Despite their sweeping wins, Elizabeth and Hala don’t come from a long legacy of politicians. Elizabeth relocated from Peru years ago as a single mother. She worked diligently in the fields of social work and public administration, with a focus on education. Her campaign platform included expanding family and health services, and making those services more accessible in local schools. Hala’s specialty is cybersecurity, but she’s also a devout feminist, having founded her local chapter of the National Organization for Women, and helping organize the historic 2017 Women’s March on Washington. Her political aspiration is to reach a point of equal pay for equal work and to provide accessible and affordable health care for everyone.
Many girls and women can relate to these devoted public servants. Hala says she didn’t have just “one set of dreams” for her life, and discovered her political passion while raising her son, getting elected as president of the local PTO and becoming an advocate for others, particularly women. And early in her career, Elizabeth juggled three jobs to afford a one-bedroom apartment for herself and her daughter, later working hard to pay her way through college and graduate school.
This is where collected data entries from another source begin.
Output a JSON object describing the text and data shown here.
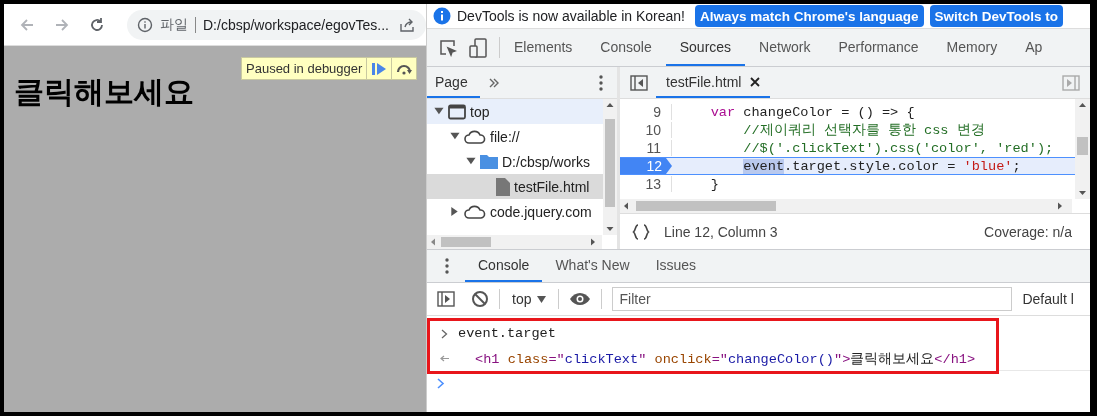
{
  "browser": {
    "nav_buttons": [
      {
        "kind": "back",
        "disabled": true
      },
      {
        "kind": "forward",
        "disabled": true
      },
      {
        "kind": "reload",
        "disabled": false
      }
    ],
    "address": {
      "scheme": "파일",
      "url": "D:/cbsp/workspace/egovTes..."
    },
    "page": {
      "heading": "클릭해보세요"
    },
    "paused_overlay": {
      "label": "Paused in debugger"
    }
  },
  "devtools": {
    "infobar": {
      "message": "DevTools is now available in Korean!",
      "buttons": [
        "Always match Chrome's language",
        "Switch DevTools to"
      ]
    },
    "tabs": [
      {
        "label": "Elements",
        "selected": false
      },
      {
        "label": "Console",
        "selected": false
      },
      {
        "label": "Sources",
        "selected": true
      },
      {
        "label": "Network",
        "selected": false
      },
      {
        "label": "Performance",
        "selected": false
      },
      {
        "label": "Memory",
        "selected": false
      },
      {
        "label": "Ap",
        "selected": false
      }
    ],
    "navigator": {
      "tabs": [
        {
          "label": "Page",
          "selected": true
        }
      ],
      "tree": [
        {
          "label": "top",
          "kind": "frame",
          "expanded": true,
          "selected": false,
          "hovered": true,
          "children": [
            {
              "label": "file://",
              "kind": "origin",
              "expanded": true,
              "selected": false,
              "hovered": false,
              "children": [
                {
                  "label": "D:/cbsp/works",
                  "kind": "folder",
                  "expanded": true,
                  "selected": false,
                  "hovered": false,
                  "children": [
                    {
                      "label": "testFile.html",
                      "kind": "file",
                      "selected": true,
                      "hovered": false
                    }
                  ]
                }
              ]
            },
            {
              "label": "code.jquery.com",
              "kind": "origin",
              "expanded": false,
              "selected": false,
              "hovered": false
            }
          ]
        }
      ]
    },
    "editor": {
      "tabs": [
        {
          "label": "testFile.html",
          "selected": true
        }
      ],
      "lines": [
        {
          "number": "9",
          "current": false,
          "tokens": [
            {
              "text": "    var",
              "kind": "keyword"
            },
            {
              "text": " changeColor = () => {",
              "kind": "plain"
            }
          ]
        },
        {
          "number": "10",
          "current": false,
          "tokens": [
            {
              "text": "        //제이쿼리 선택자를 통한 css 변경",
              "kind": "comment"
            }
          ]
        },
        {
          "number": "11",
          "current": false,
          "tokens": [
            {
              "text": "        //$('.clickText').css('color', 'red');",
              "kind": "comment"
            }
          ]
        },
        {
          "number": "12",
          "current": true,
          "tokens": [
            {
              "text": "        event",
              "kind": "match"
            },
            {
              "text": ".target.style.color = ",
              "kind": "plain"
            },
            {
              "text": "'blue'",
              "kind": "string"
            },
            {
              "text": ";",
              "kind": "plain"
            }
          ]
        },
        {
          "number": "13",
          "current": false,
          "tokens": [
            {
              "text": "    }",
              "kind": "plain"
            }
          ]
        }
      ],
      "status": {
        "position": "Line 12, Column 3",
        "coverage": "Coverage: n/a"
      }
    },
    "drawer": {
      "tabs": [
        {
          "label": "Console",
          "selected": true
        },
        {
          "label": "What's New",
          "selected": false
        },
        {
          "label": "Issues",
          "selected": false
        }
      ],
      "toolbar": {
        "context": "top",
        "filter_placeholder": "Filter",
        "levels": "Default l"
      },
      "messages": [
        {
          "kind": "input",
          "tokens": [
            {
              "text": "event.target",
              "kind": "plain"
            }
          ]
        },
        {
          "kind": "result",
          "tokens": [
            {
              "text": "<h1",
              "kind": "tag"
            },
            {
              "text": " class",
              "kind": "attr"
            },
            {
              "text": "=\"",
              "kind": "tag"
            },
            {
              "text": "clickText",
              "kind": "value"
            },
            {
              "text": "\"",
              "kind": "tag"
            },
            {
              "text": " onclick",
              "kind": "attr"
            },
            {
              "text": "=\"",
              "kind": "tag"
            },
            {
              "text": "changeColor()",
              "kind": "value"
            },
            {
              "text": "\">",
              "kind": "tag"
            },
            {
              "text": "클릭해보세요",
              "kind": "plain"
            },
            {
              "text": "</h1>",
              "kind": "tag"
            }
          ]
        }
      ]
    }
  }
}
Her hard work paid off, with Elizabeth eventually becoming a key administrator at the Alexandria, Va., Center for Adult Services before taking on her new role as one of the people’s representatives in the House of Delegates.
We hope this is only the political beginning for Elizabeth and Hala, and we’re sure they have already become role models for more women and more minorities to enter politics. Bring on the White House!
QUITE THE QUOTE
Today’s quote comes from Senator Elizabeth Warren:
“What I’ve learned is that real change is very, very hard. But I’ve also learned that change is possible—if you fight for it.”